Lo spoglio lentamente e dopo esser entrato nella vasca da bagno inizio ad insaponargli la schiena. Inginocchiata sul tappeto non ho alcuna difficoltà a vagare sul suo corpo con la spugna.
"Dovrei essere io a prendermi cura di te", dice tenendo gli occhi chiusi.
Permettendomi di coccolarlo non ho bisogno di nient'altro, solo toccandolo riesce ad infondere pace in me.
"Alex, è ora di uscire. Prendi freddo", dico notando la pelle d'oca sulle sue braccia. Gli avvolgo l'accappatoio intorno al corpo e dopo avergli dato un bacio sulla guancia, esce dal bagno in silenzio.
Sembra essere più turbato di me e solo ora capisco quanto ha bisogno di amore quest'uomo.
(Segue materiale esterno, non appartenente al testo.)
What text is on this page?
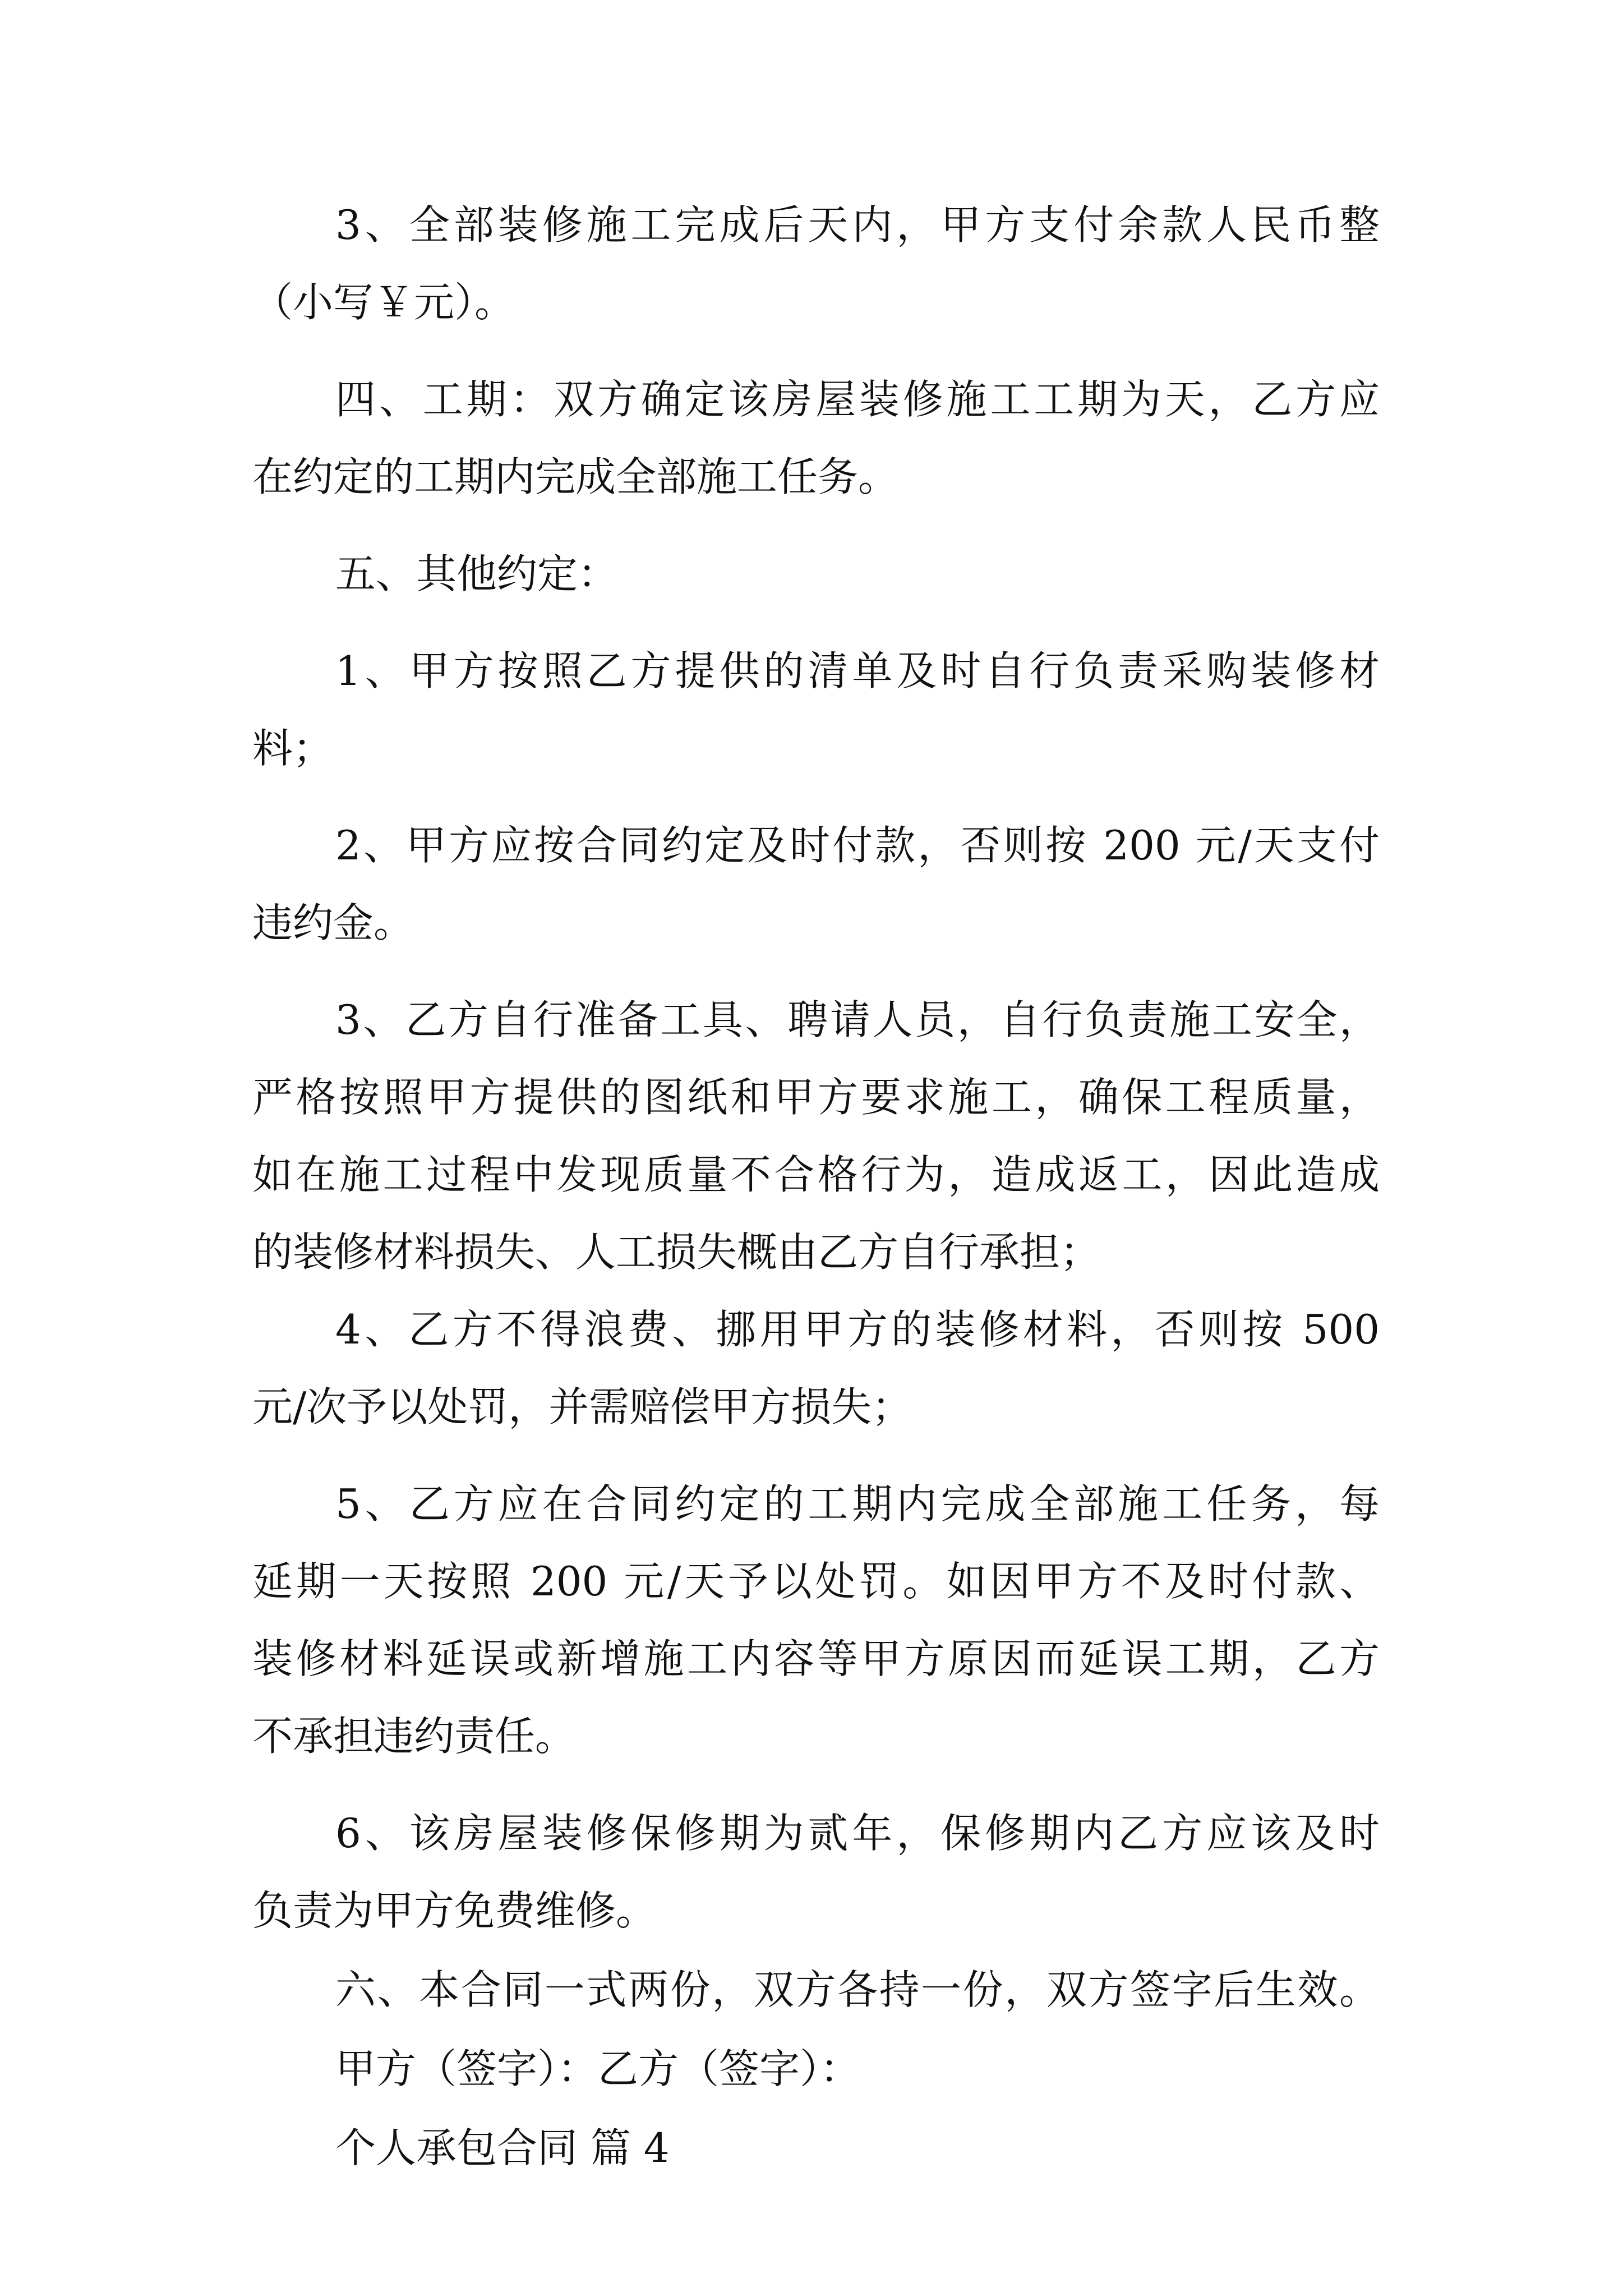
3、全部装修施工完成后天内，甲方支付余款人民币整
（小写￥元）。
四、工期：双方确定该房屋装修施工工期为天，乙方应
在约定的工期内完成全部施工任务。
五、其他约定：
1、甲方按照乙方提供的清单及时自行负责采购装修材
料；
2、甲方应按合同约定及时付款，否则按 200 元/天支付
违约金。
3、乙方自行准备工具、聘请人员，自行负责施工安全，
严格按照甲方提供的图纸和甲方要求施工，确保工程质量，
如在施工过程中发现质量不合格行为，造成返工，因此造成
的装修材料损失、人工损失概由乙方自行承担；
4、乙方不得浪费、挪用甲方的装修材料，否则按 500
元/次予以处罚，并需赔偿甲方损失；
5、乙方应在合同约定的工期内完成全部施工任务，每
延期一天按照 200 元/天予以处罚。如因甲方不及时付款、
装修材料延误或新增施工内容等甲方原因而延误工期，乙方
不承担违约责任。
6、该房屋装修保修期为贰年，保修期内乙方应该及时
负责为甲方免费维修。
六、本合同一式两份，双方各持一份，双方签字后生效。
甲方（签字）：乙方（签字）：
个人承包合同 篇 4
Ed io sono disposta a dargliene fino all'ultima goccia che ho in corpo, disposta a rimanerne senza solo per lui.
"Profumi di lavanda", dice sorridendo.
"Ieri non c'era questo sapone", affermo contenta.
"L'ho comprato solo per te. È perfetto!", risponde inspirando a fondo.
"Adesso dormi."
"Sì, mamma", dice ridendo, contagiandomi.
Ed io, proprio come se fossi la sua mamma, gli accarezzo il viso e i capelli cercando di farlo rilassare, fin quando il suo respiro regolare mi fa capire che si è addormentato.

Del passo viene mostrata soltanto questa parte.